Rebbe Nachman of Breslav, the great teacher and story-teller to whose grave in Uman thousands make the pilgrimage every New Year, used to say: ‘Asur Lehitya’esh – It is forbidden to despair.’ To this was added, by him or by subsequent folklore the rhyme: ‘Rak Lismoach Yesh – Only and always be happy’. It won’t come as a surprise that he was reputed to suffer periodically from severe mental anxiety.
This Shabbat is Mental Health Awareness Shabbat. JAMI which supports mental health in the Jewish Community is focussing on its Head On campaign:
Head On aims to raise the profile of mental health in the Jewish Community. It is an opportunity to encourage people of all ages to be more in touch with their own mental health and wellbeing, and to raise awareness in the local and wider community. Head On falls annually on the Shabbat when the weekly Torah portion of “Bo” is read, which tells of the Plague of Darkness. The description of the plague of darkness has particular resonance with mental illness.
Vayameish choshech, God instructs Moses before sending the penultimate plague: ‘Let there be palpable darkness’. There then descended over Egypt a darkness so thick that ‘no one could see his brother or get up from his place for three days.’ (Exodus 10:23)
The plain meaning is that it was utterly and impenetrably dark. But the verse put me painfully in mind of something different. Lo kamu ish tachtav, are the exact words in the Torah: literally, ‘no one could raise himself up from his low place’. We have them, inside us, such spaces. …. If we’ve been spared ever visiting those bleak internal realms we’re blessed.
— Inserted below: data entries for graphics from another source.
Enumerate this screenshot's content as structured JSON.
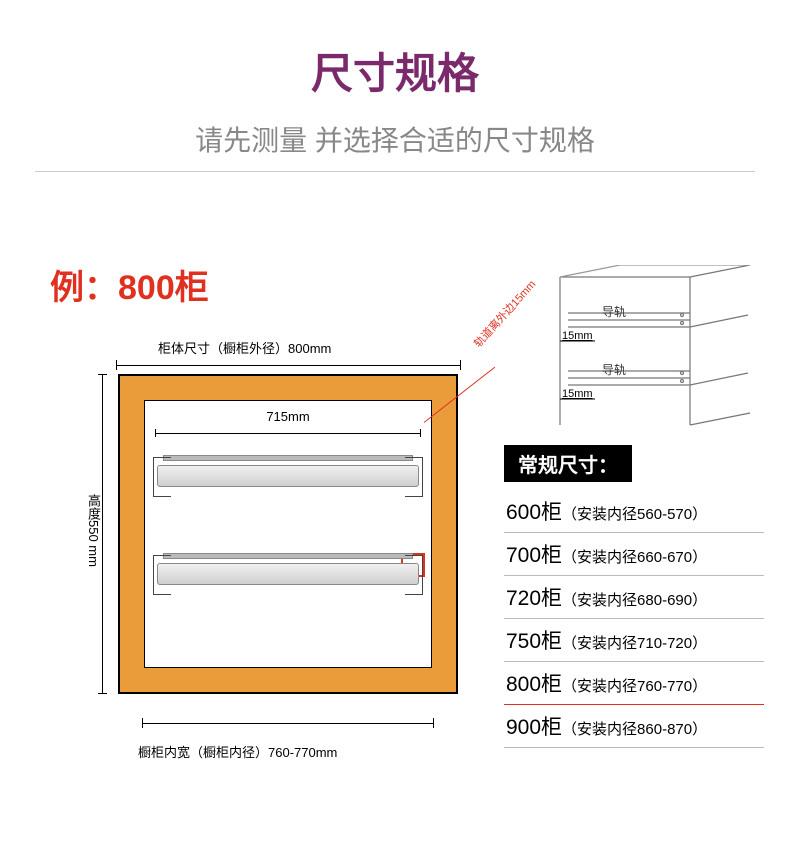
{
  "title": {
    "text": "尺寸规格",
    "color": "#7a2a6a",
    "fontsize": 42
  },
  "subtitle": {
    "text": "请先测量 并选择合适的尺寸规格",
    "color": "#888888",
    "fontsize": 28
  },
  "example_label": {
    "text": "例：800柜",
    "color": "#e03020",
    "fontsize": 34
  },
  "cabinet": {
    "frame_color": "#ea9b3a",
    "border_color": "#000000",
    "outer_width_label": "柜体尺寸（橱柜外径）800mm",
    "inner_width_label": "715mm",
    "height_label": "高度550\nmm",
    "bottom_label": "橱柜内宽（橱柜内径）760-770mm",
    "callout_label": "轨道离外边15mm",
    "callout_color": "#e03020"
  },
  "iso": {
    "rail_label": "导轨",
    "gap_label": "15mm",
    "line_color": "#888888"
  },
  "size_table": {
    "header": "常规尺寸：",
    "header_bg": "#000000",
    "header_fg": "#ffffff",
    "highlight_index": 4,
    "highlight_color": "#e03020",
    "rows": [
      {
        "cab": "600柜",
        "detail": "（安装内径560-570）"
      },
      {
        "cab": "700柜",
        "detail": "（安装内径660-670）"
      },
      {
        "cab": "720柜",
        "detail": "（安装内径680-690）"
      },
      {
        "cab": "750柜",
        "detail": "（安装内径710-720）"
      },
      {
        "cab": "800柜",
        "detail": "（安装内径760-770）"
      },
      {
        "cab": "900柜",
        "detail": "（安装内径860-870）"
      }
    ]
  }
}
I know this from listening to people and from the rare dreadful hour – which few of us never experience. It’s been described to me as follows:
One can descend inside oneself to places where one’s terrors and persecutions are seemingly one’s only reality; down to the basement of the basement of some internal prison, den, horror-film mental ward; down below the sign at the entrance to Dante’s hell: ‘Abandon hope all you who enter here’. There one may sit, mentally banging one’s head against the dirty concrete wall, sometimes thinking that there’s only one way out…
One may know it’s absurd. People one loves may be in the next room, the same room, talking to one. But some seemingly impenetrable membrane separates them off. They belong to another universe. One knows they exist, but how to get back to them…
‘Kumu, kumu – get up, rise up,’ one says, holding out one’s hand to a mourner at the end of the seven days of the shivah, helping them up from the traditional low chair. Similarly, we hope that the hand held out to us in our hours of darkness, the hands we hold out to others, the heartfelt intention in the gaps between our inadequate words, will reach, make contact, and we will manage to help each other up.
Hopefully we return with relief and gratitude back from dark places into the daylight. Just as God, after hovering over the void where ‘darkness covered the deep’ calls out ‘Let there be light’, so the spirit of God inside us calls out in blessing and appreciation to the wonder of light.
We don’t know the inner reality of other people’s lives. We can never understand in full the brightness of their light or the depth of their – sometimes – darkness.
But we do know that we can be aware of one another, younger or older; show solidarity to each other; open the doors of our community, and, if we can our homes; acknowledge the hours of darkness and help each other find the right support and understanding. Depression and mental illness can make not just the sufferer but everyone around feel helpless and worthless. But often just being there, with patience and thoughtfulness, makes more difference than we can imagine.
We must keep faith that we will one day together once again bless the wonder of life and light.